Multiple voices for context
One of Kokoro's practical strengths is multi-voice support. Each voice is a separate model checkpoint that can be loaded alongside the default. In Radio Agent, we use this for event differentiation:
- Normal announcements (completions, status updates) use
af_heart, a female voice with warm intonation - Failures and blockers use
am_michael, a male voice with more neutral delivery
The voice switch happens automatically based on the event kind. The effect is subtle but powerful: after a few hours, your ear recognizes "male voice = something went wrong" before your brain processes the words. It's the audio equivalent of red vs. green status indicators.
Both voices are warmed up on startup so the first failure announcement doesn't pay a cold-start penalty:
pipeline = KPipeline(lang_code="a", repo_id="hexgrad/Kokoro-82M")
# Warm up default voice
for _ in pipeline("warm up", voice="af_heart"):
pass
# Warm up failure voice
for _ in pipeline("warm up", voice="am_michael"):
pass
Tradeoffs vs. cloud TTS
| Cloud TTS | Kokoro (local) | |
|---|---|---|
| Voice quality | Excellent. ElevenLabs leads. | Good. Natural enough for notifications. |
| Latency | 200-800ms (network) | 50ms GPU, ~1s CPU |
| Cost | $0.50-2/day at notification scale | Free after install |
| Privacy | Text sent to third party | Nothing leaves the machine |
| Offline | No | Yes |
| Voices | Hundreds, highly customizable | Dozens, less variety |
| Emotion/prosody | Advanced (ElevenLabs, Azure) | Basic. No emotion tags. |
| Model size | N/A (cloud) | ~170MB download |
| GPU required | No | No (but 15x faster with one) |
The honest assessment: cloud TTS sounds better, especially for long-form content or emotional delivery. Kokoro sounds good enough for the notification use case, where utterances are 5-15 seconds and clarity matters more than expressiveness. If you're building a podcast generator or an audiobook engine, cloud TTS is probably worth the cost. If you're building a status notifier that speaks 30 times an hour, local TTS saves you money and latency without a meaningful quality tradeoff.
What's next for local TTS
The local TTS landscape is moving fast. Models like Fish Speech and Orpheus 3B offer better prosody and emotion control than Kokoro, but at higher compute cost (5-10 seconds per clip instead of 50ms). For Radio Agent's use case, that latency is too high: the TTS evaluation showed that sub-second render time is critical for the event-to-audio pipeline to feel responsive.
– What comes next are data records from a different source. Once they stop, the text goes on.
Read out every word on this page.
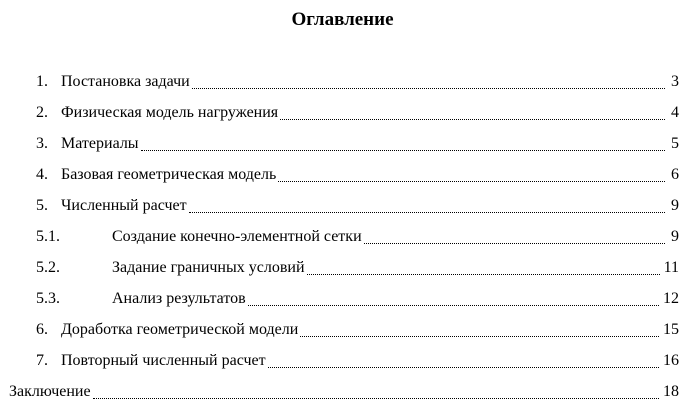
Оглавление
1. Постановка задачи	3
2. Физическая модель нагружения	4
3. Материалы	5
4. Базовая геометрическая модель	6
5. Численный расчет	9
5.1.	Создание конечно-элементной сетки	9
5.2.	Задание граничных условий	11
5.3.	Анализ результатов	12
6. Доработка геометрической модели	15
7. Повторный численный расчет	16
Заключение	18
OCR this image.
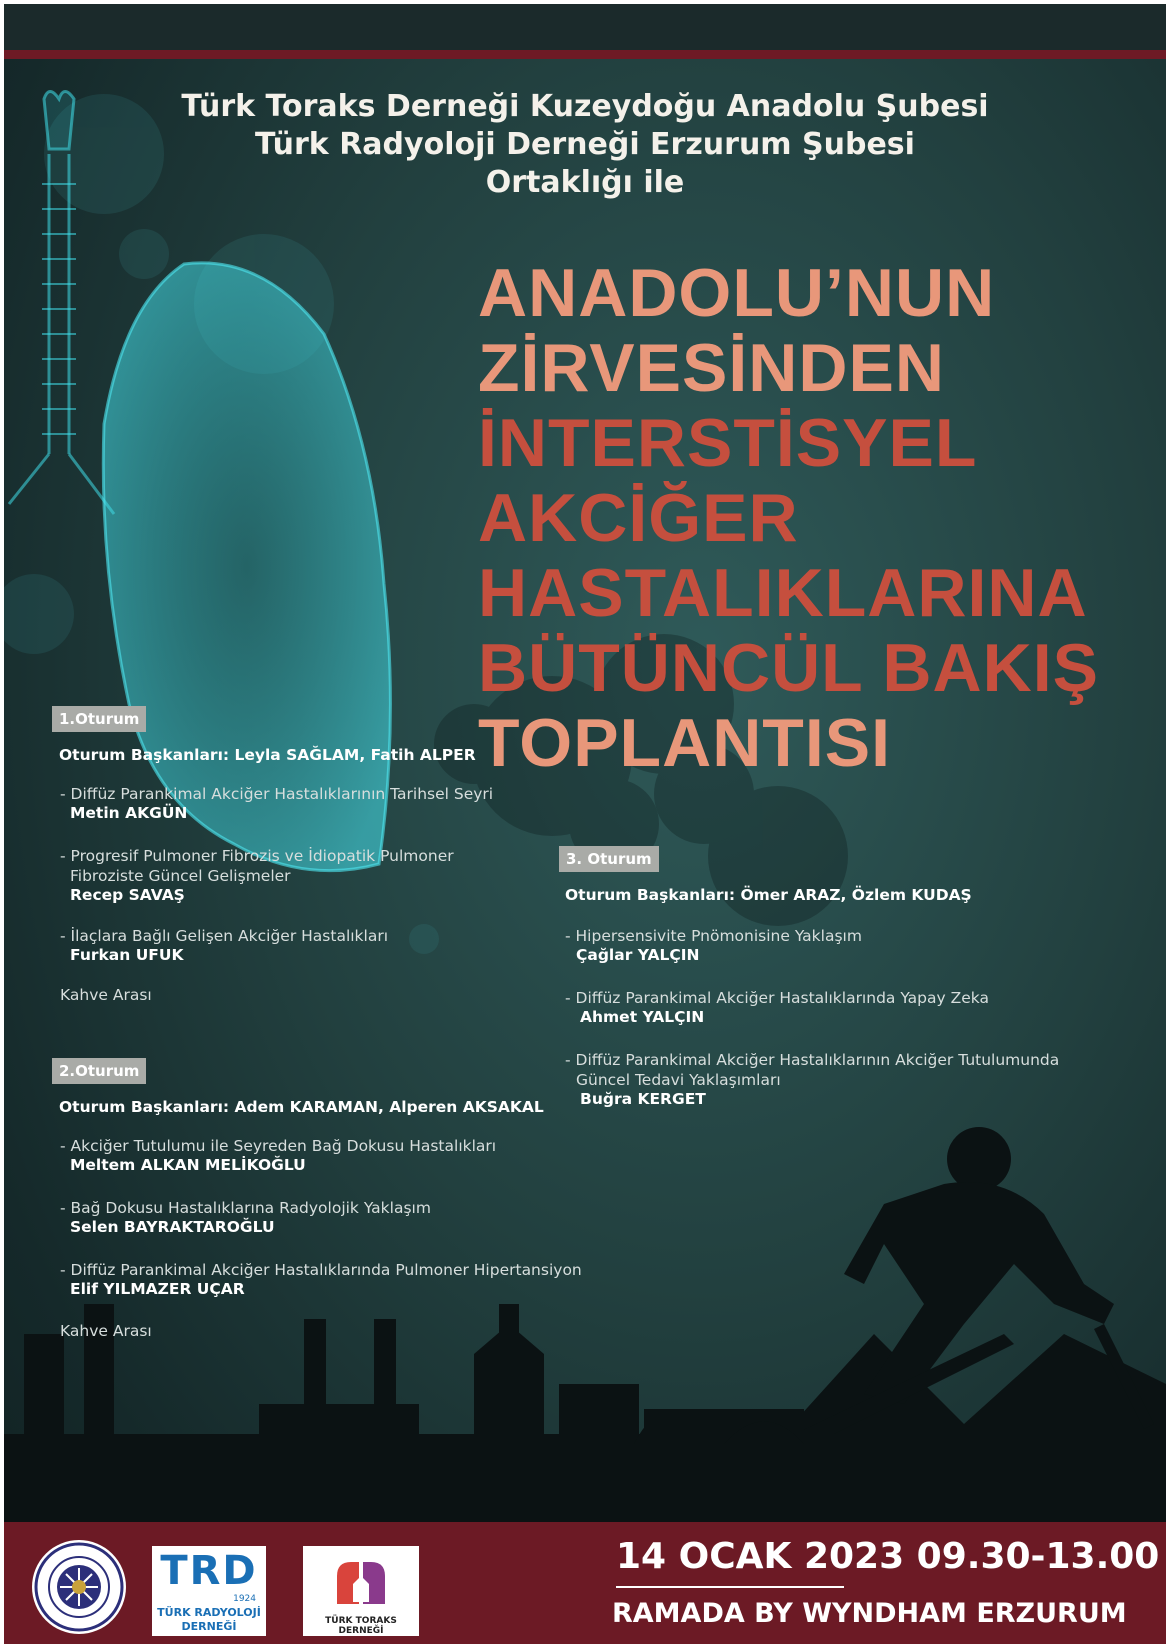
Türk Toraks Derneği Kuzeydoğu Anadolu Şubesi
Türk Radyoloji Derneği Erzurum Şubesi
Ortaklığı ile
ANADOLU’NUN
ZİRVESİNDEN
İNTERSTİSYEL
AKCİĞER
HASTALIKLARINA
BÜTÜNCÜL BAKIŞ
TOPLANTISI
1.Oturum
Oturum Başkanları: Leyla SAĞLAM, Fatih ALPER
- Diffüz Parankimal Akciğer Hastalıklarının Tarihsel Seyri
Metin AKGÜN
- Progresif Pulmoner Fibrozis ve İdiopatik Pulmoner
Fibroziste Güncel Gelişmeler
Recep SAVAŞ
- İlaçlara Bağlı Gelişen Akciğer Hastalıkları
Furkan UFUK
Kahve Arası
2.Oturum
Oturum Başkanları: Adem KARAMAN, Alperen AKSAKAL
- Akciğer Tutulumu ile Seyreden Bağ Dokusu Hastalıkları
Meltem ALKAN MELİKOĞLU
- Bağ Dokusu Hastalıklarına Radyolojik Yaklaşım
Selen BAYRAKTAROĞLU
- Diffüz Parankimal Akciğer Hastalıklarında Pulmoner Hipertansiyon
Elif YILMAZER UÇAR
Kahve Arası
3. Oturum
Oturum Başkanları: Ömer ARAZ, Özlem KUDAŞ
- Hipersensivite Pnömonisine Yaklaşım
Çağlar YALÇIN
- Diffüz Parankimal Akciğer Hastalıklarında Yapay Zeka
Ahmet YALÇIN
- Diffüz Parankimal Akciğer Hastalıklarının Akciğer Tutulumunda
Güncel Tedavi Yaklaşımları
Buğra KERGET
TRD
1924
TÜRK RADYOLOJİ
DERNEĞİ	TÜRK TORAKS DERNEĞİ
14 OCAK 2023 09.30-13.00
RAMADA BY WYNDHAM ERZURUM
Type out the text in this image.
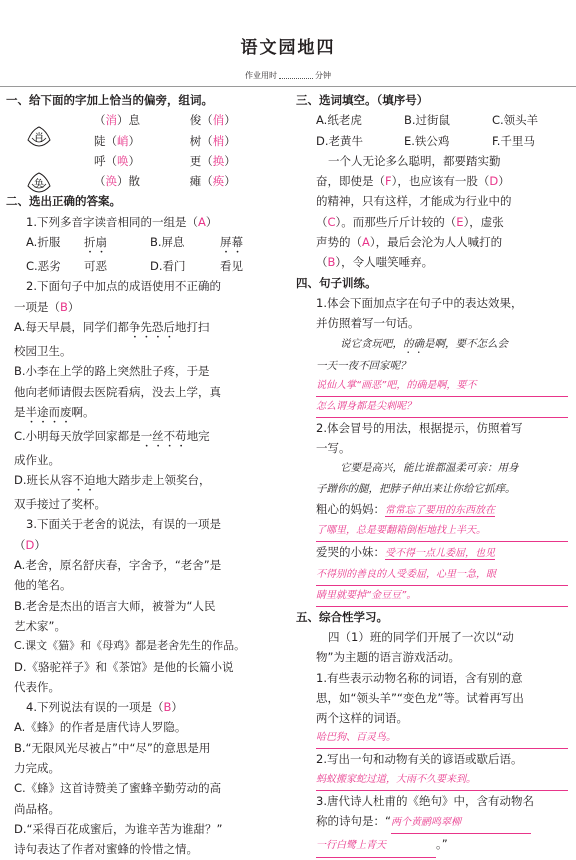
语文园地四
作业用时	分钟
肖

奂
一、给下面的字加上恰当的偏旁，组词。
（消）息	俊（俏）
陡（峭）	树（梢）
呼（唤）	更（换）
（涣）散	瘫（痪）
二、选出正确的答案。
1.下列多音字读音相同的一组是（A）
A.折服	折扇	B.屏息	屏幕
C.恶劣	可恶	D.看门	看见
2.下面句子中加点的成语使用不正确的
一项是（B）
A.每天早晨，同学们都争先恐后地打扫
校园卫生。
B.小李在上学的路上突然肚子疼，于是
他向老师请假去医院看病，没去上学，真
是半途而废啊。
C.小明每天放学回家都是一丝不苟地完
成作业。
D.班长从容不迫地大踏步走上领奖台，
双手接过了奖杯。
3.下面关于老舍的说法，有误的一项是
（D）
A.老舍，原名舒庆春，字舍予，“老舍”是
他的笔名。
B.老舍是杰出的语言大师，被誉为“人民
艺术家”。
C.课文《猫》和《母鸡》都是老舍先生的作品。
D.《骆驼祥子》和《茶馆》是他的长篇小说
代表作。
4.下列说法有误的一项是（B）
A.《蜂》的作者是唐代诗人罗隐。
B.“无限风光尽被占”中“尽”的意思是用
力完成。
C.《蜂》这首诗赞美了蜜蜂辛勤劳动的高
尚品格。
D.“采得百花成蜜后，为谁辛苦为谁甜？”
诗句表达了作者对蜜蜂的怜惜之情。
三、选词填空。（填序号）
A.纸老虎	B.过街鼠	C.领头羊
D.老黄牛	E.铁公鸡	F.千里马
一个人无论多么聪明，都要踏实勤
奋，即使是（F），也应该有一股（D）
的精神，只有这样，才能成为行业中的
（C）。而那些斤斤计较的（E），虚张
声势的（A），最后会沦为人人喊打的
（B），令人嗤笑唾弃。
四、句子训练。
1.体会下面加点字在句子中的表达效果，
并仿照着写一句话。
说它贪玩吧，的确是啊，要不怎么会
一天一夜不回家呢？
说仙人掌“画恶”吧，的确是啊，要不
怎么谓身都是尖刺呢？
2.体会冒号的用法，根据提示，仿照着写
一写。
它要是高兴，能比谁都温柔可亲：用身
子蹭你的腿，把脖子伸出来让你给它抓痒。
粗心的妈妈：常常忘了要用的东西放在
了哪里，总是要翻箱倒柜地找上半天。
爱哭的小妹：受不得一点儿委屈，也见
不得别的善良的人受委屈，心里一急，眼
睛里就要掉“金豆豆”。
五、综合性学习。
四（1）班的同学们开展了一次以“动
物”为主题的语言游戏活动。
1.有些表示动物名称的词语，含有别的意
思，如“领头羊”“变色龙”等。试着再写出
两个这样的词语。
哈巴狗、百灵鸟。
2.写出一句和动物有关的谚语或歇后语。
蚂蚁搬家蛇过道，大雨不久要来到。
3.唐代诗人杜甫的《绝句》中，含有动物名
称的诗句是：“两个黄鹂鸣翠柳
一行白鹭上青天	。”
As local models improve, the quality gap with cloud services will narrow. Kokoro-82M was released in late 2024 and it's already good enough for production notification use. The next generation of lightweight TTS models will likely match cloud quality for short-form speech within a year or two.
For now, Kokoro hits the sweet spot: fast enough for real-time use, good enough that listeners don't cringe, and simple enough that pip install kokoro is the entire setup.